Candidate skeptical about electronic voting machines.
USA Today. By Dale Wetzel, Associated Press. Aug 7, 2004
BISMARCK, N.D. ? North Dakota should avoid installing "touch-screen" electronic voting machines at the polls, unless they provide paper confirmation of how each person voted, the Democratic candidate for secretary of state believes.
Some state and local jurisdictions have had difficulties with the machines, which record votes electronically and do not use paper ballots. They are designed to be used by people with disabilities, who may have difficulty marking ballots by hand.
Doug Melby, who is opposing Republican Secretary of State Al Jaeger's re-election bid, said he has heard considerable skepticism from North Dakotans about whether the machines' results are reliable.
"Even if the technology were perfect, if people don't trust it ? they're the ones who are voting. They're the ones who have to live with the outcome," Melby said. "If they don't believe that the election was conducted fairly, you've got a big problem right there with credibility."
At present, North Dakota polling places don't use touch-screen machines. Plans to test them in Grand Forks and Williams counties during the June primary election were scrapped. Jaeger said Friday the machines will not be used in November either.

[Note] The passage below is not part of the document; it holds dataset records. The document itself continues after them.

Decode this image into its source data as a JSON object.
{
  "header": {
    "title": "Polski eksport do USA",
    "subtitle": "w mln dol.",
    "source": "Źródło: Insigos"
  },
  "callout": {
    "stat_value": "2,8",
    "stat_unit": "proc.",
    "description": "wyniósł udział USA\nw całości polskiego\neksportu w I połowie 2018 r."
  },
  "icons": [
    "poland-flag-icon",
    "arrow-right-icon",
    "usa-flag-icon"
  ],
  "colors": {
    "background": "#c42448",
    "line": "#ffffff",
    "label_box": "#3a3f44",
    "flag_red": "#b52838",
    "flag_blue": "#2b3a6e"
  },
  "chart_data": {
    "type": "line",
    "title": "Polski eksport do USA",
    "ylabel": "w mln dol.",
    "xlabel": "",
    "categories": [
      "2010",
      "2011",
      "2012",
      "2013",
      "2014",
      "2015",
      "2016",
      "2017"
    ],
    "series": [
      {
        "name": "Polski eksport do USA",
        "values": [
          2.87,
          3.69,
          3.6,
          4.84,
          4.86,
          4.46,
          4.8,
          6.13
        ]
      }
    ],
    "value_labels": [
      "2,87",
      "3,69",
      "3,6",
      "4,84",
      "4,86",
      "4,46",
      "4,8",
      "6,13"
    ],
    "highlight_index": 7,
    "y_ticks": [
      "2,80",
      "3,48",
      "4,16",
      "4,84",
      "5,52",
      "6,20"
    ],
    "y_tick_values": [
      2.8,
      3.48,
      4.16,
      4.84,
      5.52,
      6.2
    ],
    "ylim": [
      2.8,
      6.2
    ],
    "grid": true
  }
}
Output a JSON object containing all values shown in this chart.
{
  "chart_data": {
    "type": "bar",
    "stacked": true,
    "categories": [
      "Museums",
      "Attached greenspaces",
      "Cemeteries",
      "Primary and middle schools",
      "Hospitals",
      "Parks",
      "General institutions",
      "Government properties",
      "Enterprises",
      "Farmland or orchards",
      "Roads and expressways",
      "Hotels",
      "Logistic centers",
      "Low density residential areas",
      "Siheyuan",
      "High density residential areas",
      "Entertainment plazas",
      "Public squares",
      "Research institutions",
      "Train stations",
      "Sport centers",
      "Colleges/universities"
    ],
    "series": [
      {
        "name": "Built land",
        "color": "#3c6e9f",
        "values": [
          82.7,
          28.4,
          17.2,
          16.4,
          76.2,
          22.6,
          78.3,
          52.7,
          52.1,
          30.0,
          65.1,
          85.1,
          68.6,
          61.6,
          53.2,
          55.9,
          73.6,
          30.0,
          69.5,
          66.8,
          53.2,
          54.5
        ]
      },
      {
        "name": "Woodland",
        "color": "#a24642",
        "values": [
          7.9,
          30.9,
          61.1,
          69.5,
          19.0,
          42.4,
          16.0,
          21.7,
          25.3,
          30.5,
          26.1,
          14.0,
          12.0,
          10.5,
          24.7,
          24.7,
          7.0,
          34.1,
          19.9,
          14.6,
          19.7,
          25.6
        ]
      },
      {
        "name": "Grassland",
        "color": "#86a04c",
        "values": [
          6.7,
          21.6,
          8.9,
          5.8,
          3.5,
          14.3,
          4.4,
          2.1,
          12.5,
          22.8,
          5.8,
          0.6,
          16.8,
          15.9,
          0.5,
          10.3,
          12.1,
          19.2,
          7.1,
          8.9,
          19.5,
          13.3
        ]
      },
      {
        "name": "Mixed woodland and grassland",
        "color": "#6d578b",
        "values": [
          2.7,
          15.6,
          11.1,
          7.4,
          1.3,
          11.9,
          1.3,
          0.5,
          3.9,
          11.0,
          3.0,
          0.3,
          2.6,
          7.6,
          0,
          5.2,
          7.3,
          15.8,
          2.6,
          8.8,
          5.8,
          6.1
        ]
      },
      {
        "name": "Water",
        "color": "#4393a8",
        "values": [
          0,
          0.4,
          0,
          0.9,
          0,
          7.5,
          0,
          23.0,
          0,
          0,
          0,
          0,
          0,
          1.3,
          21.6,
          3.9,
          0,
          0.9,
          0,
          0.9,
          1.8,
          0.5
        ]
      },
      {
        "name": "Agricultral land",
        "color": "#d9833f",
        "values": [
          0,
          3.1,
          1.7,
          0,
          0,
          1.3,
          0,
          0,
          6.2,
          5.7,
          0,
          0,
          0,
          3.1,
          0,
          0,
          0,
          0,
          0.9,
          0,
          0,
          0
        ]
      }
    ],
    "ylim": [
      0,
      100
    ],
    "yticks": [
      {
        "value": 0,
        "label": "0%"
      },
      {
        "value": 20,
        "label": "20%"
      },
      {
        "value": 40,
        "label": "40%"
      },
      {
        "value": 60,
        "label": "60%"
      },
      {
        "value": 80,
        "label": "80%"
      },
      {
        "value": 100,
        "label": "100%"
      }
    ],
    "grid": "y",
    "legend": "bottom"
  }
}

Election Systems & Software, an Omaha company that supplies most of the vote-counting equipment used in North Dakota counties, is testing a touch-screen machine called AutoMark. It is expected to be ready for use early next year.
The machine takes orders from users about how they want their paper ballots marked, and then does the marking, Jaeger said. The ballot is then run through a scanner, which is used to count both the AutoMark ballots and those that were marked by hand, he said.
"It provides those people with disabilities a voting device that they can use, and it also provides a paper trail, because it marks a ballot the same as the one the other voters have access to," Jaeger said.
A majority of North Dakota's counties rely on ballots that are designed for counting by machines. Voters use pencils to fill in ovals by their choices.
In many counties, the ballot is run through a scanner at the polling place, with the machine flagging ballots where a voter may have erred. The voter is then given a chance to correct the mistake.
A new federal voting law says at least one machine designed for use by voters with disabilities must be available in each voting precinct in time for North Dakota's June 2006 primary. The touch-screen machines are intended to meet that requirement.
Melby said the AutoMark machine appears to meet his preferred standard of allowing for paper checking of an electronic vote.
"Technology has proven troublesome in a lot of jurisdictions where it has been used," Melby said. "There's been system failures. There have been unrecorded votes ... I think that it's important for voters, that they have confidence in the systems that we use to conduct our elections."